Figures from the CII show that a typical woman who expects to rely on a partner for income in retirement has just £8,335 in pension wealth, which means they could struggle to make ends meet if their relationship breaks down. While 41% of men expect a personal or work pension to fund their retirement, just 31% of women expect the same.

To discuss your financial situation with a Divorce Solicitor, please get in touch.

Women ‘Do Worse Out of Divorce than Men’

There’s a popular view that it’s men who get “taken to the cleaners” in divorce, especially when there are children involved. However, Nigel Shepherd, chair of mediation body Resolution, believes this “generic perception” is “trite”, stating it’s actually women who tend to “do worse out of divorce”.

Speaking to the Guardian, he said he doesn’t believe it’s a failing of the system that penalises women. Instead, Mr Shepherd argued that the issue is a woman’s ability to recover financially after divorce, which he said “reflects the wider inequality in society”.
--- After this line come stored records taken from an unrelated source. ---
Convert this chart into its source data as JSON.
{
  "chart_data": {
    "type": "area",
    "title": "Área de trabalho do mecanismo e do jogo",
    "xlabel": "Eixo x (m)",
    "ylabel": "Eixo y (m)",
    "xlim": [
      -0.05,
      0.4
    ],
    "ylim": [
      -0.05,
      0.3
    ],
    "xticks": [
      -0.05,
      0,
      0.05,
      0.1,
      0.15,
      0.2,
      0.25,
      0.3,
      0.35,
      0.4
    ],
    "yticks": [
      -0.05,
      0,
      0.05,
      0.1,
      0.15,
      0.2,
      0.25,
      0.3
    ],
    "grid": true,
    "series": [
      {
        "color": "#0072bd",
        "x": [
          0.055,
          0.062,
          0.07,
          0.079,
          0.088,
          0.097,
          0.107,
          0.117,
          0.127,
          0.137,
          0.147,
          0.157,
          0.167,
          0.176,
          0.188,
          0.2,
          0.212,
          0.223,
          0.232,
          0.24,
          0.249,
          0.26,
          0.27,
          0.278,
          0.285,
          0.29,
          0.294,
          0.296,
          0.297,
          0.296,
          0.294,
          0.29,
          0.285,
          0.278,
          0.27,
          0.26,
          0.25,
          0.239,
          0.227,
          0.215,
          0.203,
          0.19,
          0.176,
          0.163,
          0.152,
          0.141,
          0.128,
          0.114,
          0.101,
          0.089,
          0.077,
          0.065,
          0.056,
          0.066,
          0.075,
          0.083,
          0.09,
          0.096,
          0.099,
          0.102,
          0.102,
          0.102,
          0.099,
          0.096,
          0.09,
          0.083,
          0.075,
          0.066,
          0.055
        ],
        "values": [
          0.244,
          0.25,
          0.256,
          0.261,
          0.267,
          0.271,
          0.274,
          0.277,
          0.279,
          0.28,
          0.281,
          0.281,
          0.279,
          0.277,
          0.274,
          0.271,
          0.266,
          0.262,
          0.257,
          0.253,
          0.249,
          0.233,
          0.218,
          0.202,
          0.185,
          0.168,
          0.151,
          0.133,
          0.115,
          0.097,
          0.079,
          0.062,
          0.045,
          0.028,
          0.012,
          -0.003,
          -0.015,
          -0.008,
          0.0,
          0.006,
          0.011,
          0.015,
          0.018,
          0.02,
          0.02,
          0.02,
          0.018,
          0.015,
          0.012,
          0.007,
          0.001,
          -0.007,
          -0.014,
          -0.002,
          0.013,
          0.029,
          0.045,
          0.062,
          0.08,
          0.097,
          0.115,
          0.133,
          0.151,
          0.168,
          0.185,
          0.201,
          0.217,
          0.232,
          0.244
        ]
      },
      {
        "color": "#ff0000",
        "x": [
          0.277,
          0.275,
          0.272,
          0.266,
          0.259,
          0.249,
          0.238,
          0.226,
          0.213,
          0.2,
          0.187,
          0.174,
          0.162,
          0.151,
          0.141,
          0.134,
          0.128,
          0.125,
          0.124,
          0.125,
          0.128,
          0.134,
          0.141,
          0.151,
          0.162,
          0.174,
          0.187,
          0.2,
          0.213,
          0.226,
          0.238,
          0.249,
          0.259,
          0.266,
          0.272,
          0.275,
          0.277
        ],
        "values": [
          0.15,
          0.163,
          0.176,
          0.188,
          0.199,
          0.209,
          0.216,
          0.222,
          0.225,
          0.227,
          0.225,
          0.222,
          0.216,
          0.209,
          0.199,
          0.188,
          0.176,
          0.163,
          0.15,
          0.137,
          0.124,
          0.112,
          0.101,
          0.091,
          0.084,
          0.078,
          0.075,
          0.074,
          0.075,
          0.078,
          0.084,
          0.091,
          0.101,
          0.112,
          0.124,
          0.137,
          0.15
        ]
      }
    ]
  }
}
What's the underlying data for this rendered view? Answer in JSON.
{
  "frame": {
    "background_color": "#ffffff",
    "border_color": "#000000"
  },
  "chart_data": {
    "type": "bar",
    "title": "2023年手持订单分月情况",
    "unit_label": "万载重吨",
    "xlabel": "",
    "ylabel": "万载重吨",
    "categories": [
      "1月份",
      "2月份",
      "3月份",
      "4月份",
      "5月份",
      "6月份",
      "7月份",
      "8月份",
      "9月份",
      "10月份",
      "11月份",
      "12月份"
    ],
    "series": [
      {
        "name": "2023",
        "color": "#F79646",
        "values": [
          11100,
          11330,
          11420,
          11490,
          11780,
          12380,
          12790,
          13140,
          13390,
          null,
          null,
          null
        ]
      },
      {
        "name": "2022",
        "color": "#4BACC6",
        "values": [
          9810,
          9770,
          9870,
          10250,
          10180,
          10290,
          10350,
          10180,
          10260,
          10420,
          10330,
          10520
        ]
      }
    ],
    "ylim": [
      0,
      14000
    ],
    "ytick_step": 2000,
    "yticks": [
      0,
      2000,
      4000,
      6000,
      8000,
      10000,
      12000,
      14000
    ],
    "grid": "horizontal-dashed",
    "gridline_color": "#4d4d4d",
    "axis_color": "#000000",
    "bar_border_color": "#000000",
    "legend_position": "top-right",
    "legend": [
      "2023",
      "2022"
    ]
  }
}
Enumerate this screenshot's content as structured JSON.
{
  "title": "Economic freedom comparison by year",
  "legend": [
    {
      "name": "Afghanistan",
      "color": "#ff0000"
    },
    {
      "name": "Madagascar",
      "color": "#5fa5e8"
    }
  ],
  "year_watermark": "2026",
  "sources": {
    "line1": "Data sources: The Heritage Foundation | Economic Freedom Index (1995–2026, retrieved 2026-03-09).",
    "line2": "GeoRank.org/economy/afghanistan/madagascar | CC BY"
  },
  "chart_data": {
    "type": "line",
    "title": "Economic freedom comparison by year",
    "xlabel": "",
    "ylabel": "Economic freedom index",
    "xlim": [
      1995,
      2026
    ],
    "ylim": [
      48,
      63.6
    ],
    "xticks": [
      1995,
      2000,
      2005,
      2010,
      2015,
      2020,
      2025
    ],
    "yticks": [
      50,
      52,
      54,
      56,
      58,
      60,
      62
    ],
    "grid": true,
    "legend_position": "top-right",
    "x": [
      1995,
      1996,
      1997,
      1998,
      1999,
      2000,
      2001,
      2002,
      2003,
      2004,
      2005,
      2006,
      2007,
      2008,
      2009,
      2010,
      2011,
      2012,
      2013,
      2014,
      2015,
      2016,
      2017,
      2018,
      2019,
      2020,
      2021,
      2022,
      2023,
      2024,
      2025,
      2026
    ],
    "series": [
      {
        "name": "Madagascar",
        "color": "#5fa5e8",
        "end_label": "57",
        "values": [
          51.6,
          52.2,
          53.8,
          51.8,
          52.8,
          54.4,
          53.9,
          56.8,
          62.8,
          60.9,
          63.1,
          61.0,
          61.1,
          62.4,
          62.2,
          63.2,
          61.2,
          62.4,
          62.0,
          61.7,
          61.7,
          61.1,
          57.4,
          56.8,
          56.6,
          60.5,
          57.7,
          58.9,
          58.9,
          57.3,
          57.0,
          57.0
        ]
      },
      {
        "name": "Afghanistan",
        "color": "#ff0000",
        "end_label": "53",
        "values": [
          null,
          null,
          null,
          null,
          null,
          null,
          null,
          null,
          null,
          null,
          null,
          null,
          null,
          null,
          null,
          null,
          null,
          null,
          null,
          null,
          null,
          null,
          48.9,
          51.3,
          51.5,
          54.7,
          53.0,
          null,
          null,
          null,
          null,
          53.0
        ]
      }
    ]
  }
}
“A couple who have been married 30 years and divorce in their mid-50s may split everything equally, but there is still a built-in inequality in the ability to rebuild from that point,” he observed. “We are seeing cases where the man is the lower earner but that’s not the normal way round; men are more likely to be the earners and divorce is not designed to be equal forever. You go into it unequal and end up unequal.”

Dalia Ben-Galim, director at single parents’ charity Gingerbread, added that long-standing taboos around divorce and separation are also impacting on divorced women.

“One in four families in Britain is a single-parent family, and yet we still have our politicians holding up marriage, through policies like the married tax allowance, as this ideal,” she commented. “People feel they are failures if their relationship has failed. The reality is that people’s status changes throughout their adult lives for a whole range of reasons, not all of them within their control.”

The time women spend out of work can make it hard for some to get back into employment. And if they’ve been at home for several years, they could find their skills and capabilities are out of date when they’re actively looking for job opportunities. Maintenance terms can help with this but the tide has turned against joint lives orders after the financial crash so woman have to “adjust to independence” far quicker. The reality is some never will or will struggle to within the allotted time and may end up with a much reduced standard of living when that income support drops out.

A much greater focus must therefore be placed on their ability to get back on their feet in the aftermath of a divorce, with their contribution to the main breadwinner’s family being acknowledged to ensure they don’t lose out.